Prior studies on the impact of the pandemic on orthopedic workload and injuries have shown an expected general reduction in not only orthopedic care as a whole6,7 but also pediatric trauma and fracture rates3,8,9 along with significantly decreased emergency department (ED) utilization for pediatric orthopedic care.10,11 Moreover, one study noted that pediatric trauma made up a significantly larger proportion (>25%) of pediatric ED visits during the pandemic. 12 Studies have also provided insight into mechanisms of injury during the pandemic and have reported decreased proportions of traumas due to multiple etiologies, including motor vehicle collisions, playground/public space injuries, and athletics injuries.3,8,9 Finally, there has also been a noted increase in domestic injuries contributing more substantially to pediatric trauma during the pandemic and potentially increased the rates of child abuse.13–15
While the above literature has shown many differences in pediatric orthopedic trauma during the peak of the COVID-19 pandemic, few studies have followed these trends beyond the height of the outbreak. A paucity of longitudinal analyses makes it somewhat difficult to guide critical resource allocation and planning for future variants and outbreaks. Therefore, this study analyzes patient demographics, trauma and fracture characteristics, and healthcare utilization patterns to better understand the long-term impacts of the COVID-19 pandemic on the NYC population. In addition, spatial mapping analysis is used to identify patient neighborhoods variably impacted by COVID-19. We hypothesized that, similar to prior literature, trauma and fracture volume reduced during the peak pandemic in NYC and that this reduction persisted beyond social distancing restrictions.
Materials and methods
Study design and patient cohort
Our institutional review board approved this retrospective cohort study using institutional data. Institutional records were queried to identify pediatric patients (age 0–17 years) diagnosed with a trauma event using International Classification of Diseases 10th Edition (ICD 10) codes S00.XXXX–S99.XXXX in either the ED or outpatient (OP) setting between January 1, 2018 and November 30, 2021. Patients were divided into multiple cohorts based on the date of presentation. The peak pandemic cohort (peak PC; April 1–June 22, 2020) aligned with the closing and reopening of playgrounds/recreational areas in NYC. The pre-pandemic cohort (pre-PC; April 1–June 22 in 2018 and 2019) and post-peak pandemic cohort (post-peak PC; April 1–June 22, 2021) were used as comparison groups. In addition, trauma cases beyond June 22, 2020 were broken into 3-month intervals (i.e. July 1–September 30, 2020) ending in November 2021. These cohorts were each compared to the respective pre-pandemic period (i.e. July 1–September 30, 2020 versus July 1–September 30 in 2018 and 2019).

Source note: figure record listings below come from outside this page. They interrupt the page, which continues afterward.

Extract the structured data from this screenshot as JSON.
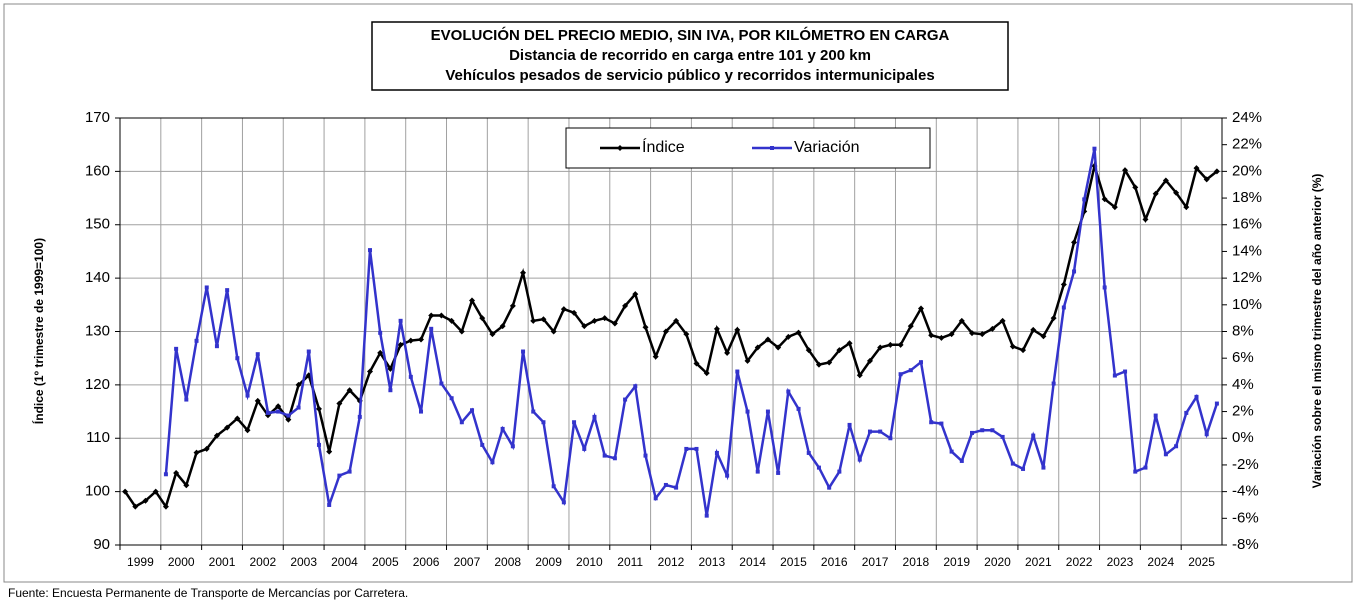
{
  "chart_data": {
    "type": "line",
    "title": [
      "EVOLUCIÓN DEL PRECIO MEDIO, SIN IVA, POR KILÓMETRO EN CARGA",
      "Distancia de recorrido en carga entre 101 y 200 km",
      "Vehículos pesados de servicio público y recorridos intermunicipales"
    ],
    "ylabel": "Índice (1º trimestre de 1999=100)",
    "y2label": "Variación sobre el mismo trimestre del año anterior (%)",
    "source": "Fuente: Encuesta Permanente de Transporte de Mercancías por Carretera.",
    "categories": [
      "1999",
      null,
      null,
      null,
      "2000",
      null,
      null,
      null,
      "2001",
      null,
      null,
      null,
      "2002",
      null,
      null,
      null,
      "2003",
      null,
      null,
      null,
      "2004",
      null,
      null,
      null,
      "2005",
      null,
      null,
      null,
      "2006",
      null,
      null,
      null,
      "2007",
      null,
      null,
      null,
      "2008",
      null,
      null,
      null,
      "2009",
      null,
      null,
      null,
      "2010",
      null,
      null,
      null,
      "2011",
      null,
      null,
      null,
      "2012",
      null,
      null,
      null,
      "2013",
      null,
      null,
      null,
      "2014",
      null,
      null,
      null,
      "2015",
      null,
      null,
      null,
      "2016",
      null,
      null,
      null,
      "2017",
      null,
      null,
      null,
      "2018",
      null,
      null,
      null,
      "2019",
      null,
      null,
      null,
      "2020",
      null,
      null,
      null,
      "2021",
      null,
      null,
      null,
      "2022",
      null,
      null,
      null,
      "2023",
      null,
      null,
      null,
      "2024",
      null,
      null,
      null,
      "2025",
      null,
      null,
      null
    ],
    "series": [
      {
        "name": "Índice",
        "color": "#000000",
        "marker": "diamond",
        "values": [
          100,
          97.2,
          98.3,
          100,
          97.2,
          103.5,
          101.2,
          107.3,
          108,
          110.5,
          112,
          113.7,
          111.5,
          117,
          114.3,
          116,
          113.5,
          120,
          121.8,
          115.5,
          107.5,
          116.5,
          119,
          117,
          122.5,
          126,
          123,
          127.5,
          128.3,
          128.5,
          133,
          133,
          132,
          130,
          135.8,
          132.5,
          129.5,
          131,
          134.8,
          141,
          132,
          132.3,
          130,
          134.2,
          133.5,
          131,
          132,
          132.5,
          131.5,
          134.8,
          137,
          130.8,
          125.3,
          130,
          132,
          129.5,
          124,
          122.2,
          130.5,
          126,
          130.3,
          124.5,
          127,
          128.5,
          127,
          129,
          129.8,
          126.5,
          123.8,
          124.2,
          126.5,
          127.8,
          121.8,
          124.5,
          127,
          127.5,
          127.5,
          131,
          134.3,
          129.3,
          128.8,
          129.5,
          132,
          129.7,
          129.5,
          130.5,
          132,
          127.2,
          126.5,
          130.3,
          129.1,
          132.5,
          138.8,
          146.7,
          152.5,
          161,
          154.8,
          153.3,
          160.2,
          157,
          151,
          155.8,
          158.3,
          156,
          153.3,
          160.6,
          158.5,
          160
        ]
      },
      {
        "name": "Variación",
        "color": "#3333cc",
        "marker": "square",
        "axis": "y2",
        "values": [
          null,
          null,
          null,
          null,
          -2.7,
          6.7,
          2.9,
          7.3,
          11.3,
          6.9,
          11.1,
          6.0,
          3.2,
          6.3,
          1.9,
          2.0,
          1.7,
          2.3,
          6.5,
          -0.5,
          -5.0,
          -2.8,
          -2.5,
          1.6,
          14.1,
          7.9,
          3.6,
          8.8,
          4.6,
          2.0,
          8.2,
          4.1,
          3.0,
          1.2,
          2.1,
          -0.5,
          -1.8,
          0.7,
          -0.6,
          6.5,
          2.0,
          1.2,
          -3.6,
          -4.8,
          1.2,
          -0.8,
          1.6,
          -1.3,
          -1.5,
          2.9,
          3.9,
          -1.3,
          -4.5,
          -3.5,
          -3.7,
          -0.8,
          -0.8,
          -5.8,
          -1.1,
          -2.8,
          5.0,
          2.0,
          -2.5,
          2.0,
          -2.6,
          3.5,
          2.2,
          -1.1,
          -2.2,
          -3.7,
          -2.5,
          1.0,
          -1.6,
          0.5,
          0.5,
          0.0,
          4.8,
          5.1,
          5.7,
          1.2,
          1.1,
          -1.0,
          -1.7,
          0.4,
          0.6,
          0.6,
          0.1,
          -1.9,
          -2.3,
          0.2,
          -2.2,
          4.1,
          9.8,
          12.5,
          17.9,
          21.7,
          11.3,
          4.7,
          5.0,
          -2.5,
          -2.2,
          1.7,
          -1.2,
          -0.6,
          1.9,
          3.1,
          0.3,
          2.6
        ]
      }
    ],
    "ylim": [
      90,
      170
    ],
    "yticks": [
      90,
      100,
      110,
      120,
      130,
      140,
      150,
      160,
      170
    ],
    "y2lim": [
      -8,
      24
    ],
    "y2ticks": [
      {
        "value": -8,
        "label": "-8%"
      },
      {
        "value": -6,
        "label": "-6%"
      },
      {
        "value": -4,
        "label": "-4%"
      },
      {
        "value": -2,
        "label": "-2%"
      },
      {
        "value": 0,
        "label": "0%"
      },
      {
        "value": 2,
        "label": "2%"
      },
      {
        "value": 4,
        "label": "4%"
      },
      {
        "value": 6,
        "label": "6%"
      },
      {
        "value": 8,
        "label": "8%"
      },
      {
        "value": 10,
        "label": "10%"
      },
      {
        "value": 12,
        "label": "12%"
      },
      {
        "value": 14,
        "label": "14%"
      },
      {
        "value": 16,
        "label": "16%"
      },
      {
        "value": 18,
        "label": "18%"
      },
      {
        "value": 20,
        "label": "20%"
      },
      {
        "value": 22,
        "label": "22%"
      },
      {
        "value": 24,
        "label": "24%"
      }
    ],
    "grid": true,
    "legend": "top"
  }
}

Data collection and variables
The initial dataset included all encounters, including initial and follow-up visits, matching the trauma event ICD-10 codes for the time period. To account for follow-up visits for the same presenting injury while including separate injuries, encounters with the same diagnosis code for a single patient that occurred within 90 days were counted as a follow-up rather than initial encounter. This attempts to condense multiple follow-up visits into a single encounter. The variables collected for analysis included the ICD-10 code, primary diagnosis, type of injury (crushing, dislocation/sprain, fracture, intracranial, muscular/tendon/ocular/orbital, open, superficial, unspecified), body region (abdomen/low back/pelvis, ankle/foot/toes, elbow/forearm, head/neck, hip/thigh, knee/lower leg, shoulder/upper arm, thorax, and wrist/hand/fingers), date of admission, care type (ED versus OP), age, acuity if ED encounter (immediate, emergent, urgent, less urgent, and non-urgent), and residential zip code. Fracture events were identified and further classified by fracture type, region, bone, and laterality. Rate variables for weekly fracture and traumas were determined using the total number of encounters within each category in a calendar week, which were then aggregated to the average weekly trauma/fracture rate for each 3-month period.
Spatial mapping
Zip codes for each unique encounter were mapped on a zip code boundary shapefile for NYC from NYC OpenData. 16 Residential zip codes linked to each unique encounter that were outside of the NYC limits, such as patients from other states who presented to a hospital within the institution network in NYC, were not included in the spatial mapping. Choropleth maps were created for the pre-PC, peak PC, and post-peak PC using five equal breaks between the maximum and minimum range across the three time periods. Maps showing median household income and ED versus OP presentation were visually compared between the three time periods. Median household income (Source code: B19013) for five-Digit ZIP Code tabulation area was collected from the 2021 American Community Survey: 5-year (2017–2021) data via IPUMS NHGIS. 17
Statistical analysis
Data were compared between the pre-PC, peak PC, and post-peak PC. Descriptive and comparative statistics were analyzed for all encounters. Univariable analysis of categorical data was performed using a chi-square test, while a two-sample t-test was used for continuous data. Statistical significance was set to a p-value less than 0.05.
Results
Demographics
This study identified 51,178 total initial pediatric encounters with a trauma diagnosis from January 1, 2018 to November 30, 2021. The peak PC (April 1–June 22, 2020, n = 828) was significantly younger (6.0 (2.0–12.0) versus 9.0 (4.0–13.0) years, p < 0.01) and had significantly more female patients (45.5% versus 42.1%, p = 0.04) compared to the pre-PC (April 1–June 22 in 2018 and 2019, n = 6770). However, the post-peak PC (April 1–June 22, 2021, n = 2509) was similar in age to the pre-PC (p = 0.91) and had no difference in patient sex (p = 0.11). Complete demographic data can be seen in Table 1.
Table 1.
Demographics.
| Demographics | Pre-pandemic April–June (N = 6770) |
Peak pandemic April–June (N = 828) |
Post-peak pandemic April–June (N = 2509) |
|---|---|---|---|
| Median age (Q1–Q3) | 9.0 (4.0–13.0) | 6.0 (2.0–12.0)** | 9.0 (4.0–14.0) |
| Age groups (years) | ** | † | |
| 0–5, N (%) | 2040 (30.1) | 394 (47.6) | 793 (31.6) |
| 6–11, N (%) | 2250 (33.2) | 214 (25.8) | 727 (29.0) |
| 12–17, N (%) | 2480 (36.6) | 220 (26.6) | 989 (39.4) |
| Gender | * | ||
| Male, N (%) | 3899 (57.6) | 444 (53.6) | 1489 (59.3) |
| Female, N (%) | 2847 (42.1) | 377 (45.5) | 1008 (40.2) |
denotes if pre versus peak p-value is < 0.05.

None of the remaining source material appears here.